Porno (Shudder) review – more character than Demons, but less exciting

November 23, 2020
Alix Turner 0
Film, Film Reviews, Shudder
2.5

Summary

A demon unleashed in a cinema may sound familiar. This one has a group of Christian employees standing their ground against a corrupting sex demon. Fun retro gore, not recommended to anyone with testicles.

2.5

Summary

A demon unleashed in a cinema may sound familiar. This one has a group of Christian employees standing their ground against a corrupting sex demon. Fun retro gore, not recommended to anyone with testicles.

Don’t you just love it when you find something old that’s been locked away, and accidentally unleash a demon? That’s essentially the scenario in Porno: the “something old” is a curious-looking film reel, and it summons a sex demon when the film is screened. And to make things just a little bit more outlandish, the setting is a thoroughly Christian small town in the early nineties.

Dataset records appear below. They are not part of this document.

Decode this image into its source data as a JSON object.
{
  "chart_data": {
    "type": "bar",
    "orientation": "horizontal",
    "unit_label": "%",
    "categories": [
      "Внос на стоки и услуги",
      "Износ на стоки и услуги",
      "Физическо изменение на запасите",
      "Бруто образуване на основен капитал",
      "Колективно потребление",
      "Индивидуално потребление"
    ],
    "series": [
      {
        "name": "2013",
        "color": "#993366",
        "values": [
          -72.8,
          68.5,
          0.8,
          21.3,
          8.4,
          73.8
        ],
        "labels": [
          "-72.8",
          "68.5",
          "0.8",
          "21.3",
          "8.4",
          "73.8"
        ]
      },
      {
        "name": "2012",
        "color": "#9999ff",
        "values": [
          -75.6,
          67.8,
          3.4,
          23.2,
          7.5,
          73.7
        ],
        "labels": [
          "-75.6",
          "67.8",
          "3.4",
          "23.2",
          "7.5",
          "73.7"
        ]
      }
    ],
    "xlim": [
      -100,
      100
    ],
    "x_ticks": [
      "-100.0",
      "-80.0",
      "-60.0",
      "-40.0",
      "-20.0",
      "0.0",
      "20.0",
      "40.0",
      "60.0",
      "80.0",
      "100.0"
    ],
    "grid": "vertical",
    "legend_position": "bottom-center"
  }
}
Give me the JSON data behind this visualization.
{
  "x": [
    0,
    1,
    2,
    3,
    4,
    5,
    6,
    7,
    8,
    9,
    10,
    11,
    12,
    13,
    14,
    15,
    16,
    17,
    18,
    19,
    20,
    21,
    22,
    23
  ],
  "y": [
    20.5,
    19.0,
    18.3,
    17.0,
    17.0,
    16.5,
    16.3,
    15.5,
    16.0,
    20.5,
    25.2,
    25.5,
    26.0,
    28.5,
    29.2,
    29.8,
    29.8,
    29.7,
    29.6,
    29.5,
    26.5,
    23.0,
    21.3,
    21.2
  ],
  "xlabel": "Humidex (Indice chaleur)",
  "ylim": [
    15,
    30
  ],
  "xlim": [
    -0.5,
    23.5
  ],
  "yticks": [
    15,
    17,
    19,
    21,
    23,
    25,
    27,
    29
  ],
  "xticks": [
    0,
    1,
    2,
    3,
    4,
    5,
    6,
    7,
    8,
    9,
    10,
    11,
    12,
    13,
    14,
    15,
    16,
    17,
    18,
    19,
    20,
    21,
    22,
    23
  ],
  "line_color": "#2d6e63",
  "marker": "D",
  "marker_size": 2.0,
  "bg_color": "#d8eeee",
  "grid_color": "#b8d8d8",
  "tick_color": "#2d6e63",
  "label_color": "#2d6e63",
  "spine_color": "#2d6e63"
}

Chastity, aka Chaz (Jillian Mueller), Todd (Larry Saperstein), Ricky (Glenn Stott), Heavy Metal Jeff (Robbie Tann), and Abe (Evan Daves) are left to clean and shut up the cinema they work in one Friday night, with the promise that they can watch any film they choose when they’re done. While attempting to chase out someone who appears to be a stray drunk, they discover a hidden basement area with a second, lower-level theatre, clearly out of use for many years. One of them grabs a reel to take back upstairs, as it looks intriguing, probably the type of thing they’d never get to see if the boss was around. And oh yes, it looks like a “European tittie flick”, with sigils, rituals, and nudity. The repressed gang fight to turn it off, but not before the seductive woman on the screen finds her way into their world.

Although it does take rather too long to get there, the appearance of this “succubus” (the word used in the film, though neither sleep nor dreams are involved) does result in chaos, possession, death, and, um, distinctly 18-cert mutilations. The injury effects are incredibly realistic, so it’s a bit of a shame that the supernatural effects were somewhat naff in comparison. That said, Porno was clearly a tribute to horror influences of an earlier decade or two (Demons, of course, and perhaps films like Evil Dead), so perhaps the slightly cheesy aspects were deliberate. Still, this felt to me like more of a discrepancy than a contrast.

The film (unnamed) that these co-workers watched together was hardly pornographic, by the way. It was certainly suggestive, in a stylishly retro, almost psychedelic way. Perhaps the way this relatively tame film spawned a vicious demon is intended to be representative of the idea that pornographic films can spawn uncontrollable urges, an idea that was raised between the gang in Porno. Considering they could have unearthed an early video nasty in that basement, that analogy must surely have been the reason for its lightweight content.

Apart from the demon woman (Katelyn Pearce), everyone is adorable in their own ways, with sketchily drawn but reasonably distinct characters. They are the wide-eyed, sheltered sort of young Christians; quite unlike, say, the rebellious youth of Footloose, kept in line by law. I couldn’t say whether they were written this way because they might be more susceptible to the film’s corrupting influence, because they might be more endearing, or because what they go through might be more shocking; but as a group, they certainly work well together. Porno does not use these characters to make any points about religious attitudes towards sex, though, or indeed any points about religion. They simply provide an interesting angle to the plot.

And yes, there is a plot, ludicrous though it might be. Writers Matt Black and Laurence Vannicelli have put together a script which builds up to an intensely gory core, has a clear resolution, and then an oddly everything’s-ok-now ending. Like director Keola Racela, this is their first feature film, and it’s entertaining (once it gets going) without being terribly funny. Despite the name Porno, there’s also hardly any sex, either. There is sexual violence; unusually, towards exclusively men, and with minimal motivation, certainly no revenge. Actually, I don’t think I’ve seen this many male genitalia in one film before, and only one of them stays intact. Consider yourself warned!

Many films billed as “comedy horror” have satirical points to make. Porno could be making digs at Christian repression, laughing at the idea that p*********y is dangerous. I don’t think so, though: if there is any message here, it’s hidden well under the B-movie schlock surface. You’ll find it on Shudder soon if that’s your style.